– Ce texte fait partie d’une série sur les imaginaires de l’éco-technocapitalisme. –

TC  (concepteur chez TechnoFutur) : Nous projetons la production de nourriture en laboratoire et en particulier de « viande cultivée ». Cela s’inscrit dans notre conception philosophique utilitariste qui vise la diminution globale de la souffrance et le bonheur collectif comme l’a défendu le philosophe Peter Singer. La lutte contre la souffrance animale est un combat qui doit être défendu après le féminisme (dont le philosophe utilitariste Stuart Mill a été un promoteur) et la lutte contre l’esclavage.

AP (doctorante en philosophie) : – Vous comptez donc mettre fin à la production animale ?

TC : Exactement. Nous souhaitons même que le nombre d’animaux d’élevage diminuent de manière très importante pour des raisons écologiques.

AP : – Certaines autrices effectuent une distinction entre production animale et élevage animal. N’est-il pas possible selon vous d’envisager l’élevage animal sans production animale. C’est ce que soutiennent certaines personnes à la suite par exemple des travaux de Jocelyn Porcher. Est-ce que cela n’est pas souhaitable ?
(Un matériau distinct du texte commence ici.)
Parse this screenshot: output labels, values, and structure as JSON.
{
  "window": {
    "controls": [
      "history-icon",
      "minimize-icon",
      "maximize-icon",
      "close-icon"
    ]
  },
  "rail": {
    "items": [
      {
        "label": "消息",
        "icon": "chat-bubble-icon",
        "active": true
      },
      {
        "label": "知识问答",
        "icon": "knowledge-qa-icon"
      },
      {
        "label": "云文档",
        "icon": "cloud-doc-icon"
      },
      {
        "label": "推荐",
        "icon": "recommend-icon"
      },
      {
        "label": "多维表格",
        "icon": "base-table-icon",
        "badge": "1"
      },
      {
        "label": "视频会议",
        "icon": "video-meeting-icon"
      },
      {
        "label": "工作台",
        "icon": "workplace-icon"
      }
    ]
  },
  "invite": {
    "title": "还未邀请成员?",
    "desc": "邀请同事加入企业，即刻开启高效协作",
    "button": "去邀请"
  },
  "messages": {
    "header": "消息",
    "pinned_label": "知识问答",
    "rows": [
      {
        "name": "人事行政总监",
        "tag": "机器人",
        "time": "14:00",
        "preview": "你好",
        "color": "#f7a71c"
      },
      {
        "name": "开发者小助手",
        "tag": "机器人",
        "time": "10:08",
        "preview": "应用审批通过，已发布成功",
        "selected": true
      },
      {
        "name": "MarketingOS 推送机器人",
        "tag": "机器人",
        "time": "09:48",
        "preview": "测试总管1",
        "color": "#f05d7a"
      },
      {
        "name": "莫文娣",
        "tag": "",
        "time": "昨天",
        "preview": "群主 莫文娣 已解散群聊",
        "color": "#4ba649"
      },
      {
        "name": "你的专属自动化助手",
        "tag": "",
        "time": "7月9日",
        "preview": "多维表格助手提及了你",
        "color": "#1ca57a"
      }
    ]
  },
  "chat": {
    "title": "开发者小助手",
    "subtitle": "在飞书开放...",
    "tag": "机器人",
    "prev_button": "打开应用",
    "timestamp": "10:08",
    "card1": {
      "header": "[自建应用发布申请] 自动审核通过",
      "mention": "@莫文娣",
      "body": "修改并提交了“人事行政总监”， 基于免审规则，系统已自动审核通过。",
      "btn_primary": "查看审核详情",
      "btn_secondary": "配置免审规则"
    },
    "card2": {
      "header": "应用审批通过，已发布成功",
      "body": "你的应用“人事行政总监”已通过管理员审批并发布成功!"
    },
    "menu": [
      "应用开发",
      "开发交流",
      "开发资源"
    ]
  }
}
TC : Nous savons que c’est ce que proposent certains « rupturistes » adeptes de l’économie de subsistance. Mais pour nous, il s’agit d’un enjeu philosophique : la lutte contre la souffrance animale.

AP : – Est-ce que vous pensez que les personnes sont prêtes à accepter une production en laboratoire de leur alimentation, en particulier leur alimentation carnée ?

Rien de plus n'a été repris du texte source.